Sleep - Sleep or maybe not!
*** This post originally appeared on The Guardian and was published on February 17, 2020.
This article is republished here with permission.
Date: 11/10/2020 1:53:24 AM ( 4 y ) ... viewed 912 times
A “pro-sleep” bedtime snack is a small amount of complex carbohydrates and protein, such as wholegrain cereal with milk, or toast with peanut butter, says Fischer. An “anti-inflammatory” diet favouring fruits, vegetables, lean protein, nuts, seeds and healthy fats (and limiting processed foods, red meats and alcohol) has been shown to improve sleep apnea.

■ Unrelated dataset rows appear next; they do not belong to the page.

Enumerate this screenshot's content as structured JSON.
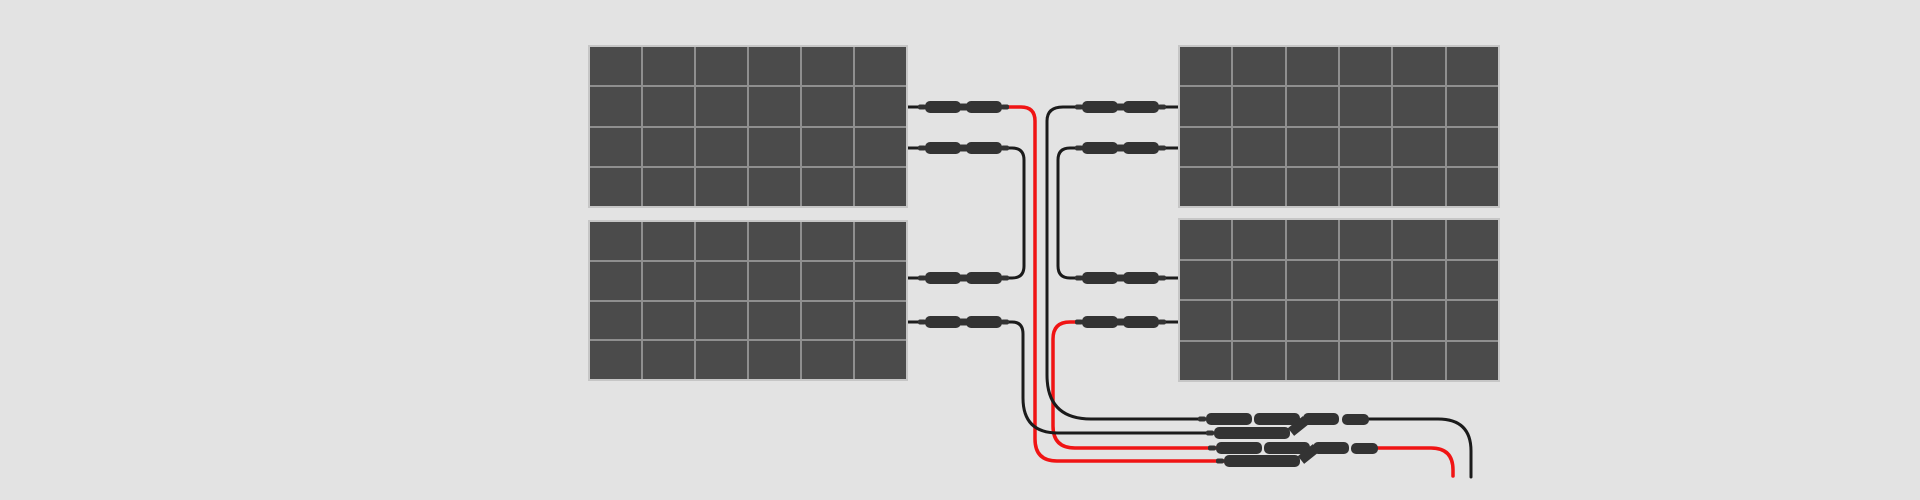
{
  "diagram": {
    "type": "solar-panel-wiring-diagram",
    "panel_count": 4,
    "panels": [
      {
        "id": "top-left",
        "columns": 6,
        "rows": 4
      },
      {
        "id": "bottom-left",
        "columns": 6,
        "rows": 4
      },
      {
        "id": "top-right",
        "columns": 6,
        "rows": 4
      },
      {
        "id": "bottom-right",
        "columns": 6,
        "rows": 4
      }
    ],
    "wiring": {
      "inline_connector_pairs": 8,
      "series_links": 2,
      "branch_connector_assemblies": 2,
      "output_leads": [
        {
          "color": "black"
        },
        {
          "color": "red"
        }
      ]
    },
    "colors": {
      "background": "#e3e3e3",
      "panel_cell": "#4b4b4b",
      "panel_grid_line": "#8f8f8f",
      "panel_border": "#c6c6c6",
      "wire_black": "#1b1b1b",
      "wire_red": "#f01414",
      "connector_body": "#333333"
    }
  }
}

As for exercise, although being active during the day aids sleep, anything strenuous is to be avoided before bedtime. A lot of advice for preventing night-time “awakenings” falls under the umbrella of what has come to be known as “good sleep hygiene”: restrict the bedroom to sleep and sex, ban screens emitting blue light, keep to regular bedtimes and so on.
Our bedrooms – even our beds – have come to double as home cinemas, offices, “a dining room, maybe,” says the sleep consultant Maryanne Taylor. “You would be amazed at how significant that is for sleep. You’re training to associate your bed with wakefulness.” For that reason, if you do struggle to fall back asleep on waking up during the night, the advice is to get up for a bit. “Don’t just lie there – it’s counterproductive.”
So, too, is looking at the clock, especially if it doubles as your phone. “As soon as your brain has registered that it’s 2 a.m., you convince yourself that that’s your lot,” says Taylor. Such worry loops might be waking you up in the first place.
For many of us, bedtime might be our first opportunity of the day to be alone with our thoughts, she says. “It’s connected to waking in the night because, if we haven’t had any processing time during the day, it’s the first time we stop and just be.” Managing stress and anxiety during waking hours and learning how to relax body and mind are key to a good night’s sleep – but ironically, fixating on getting your full eight hours can make it harder to achieve. “You get this awful self-fulfilling prophecy that’s quite hard to break,” says Fischer.
A mindset change may be what’s needed. “People might have this belief that they are a ‘bad sleeper’ and there is nothing that they can do about it. Sometimes it’s about changing people’s perceptions of what good sleep looks like.” Taylor says she “really cannot bear” fitness trackers, which monitor sleep, for focusing people’s minds on often inaccurate data. It is wrong to assume that you must sleep through the night, every night, she says. “We all have blips in our sleep – it’s never going to be that you sleep brilliantly all the time.”
But accepting that – even as you lie awake, hours before dawn – might be the first step towards it.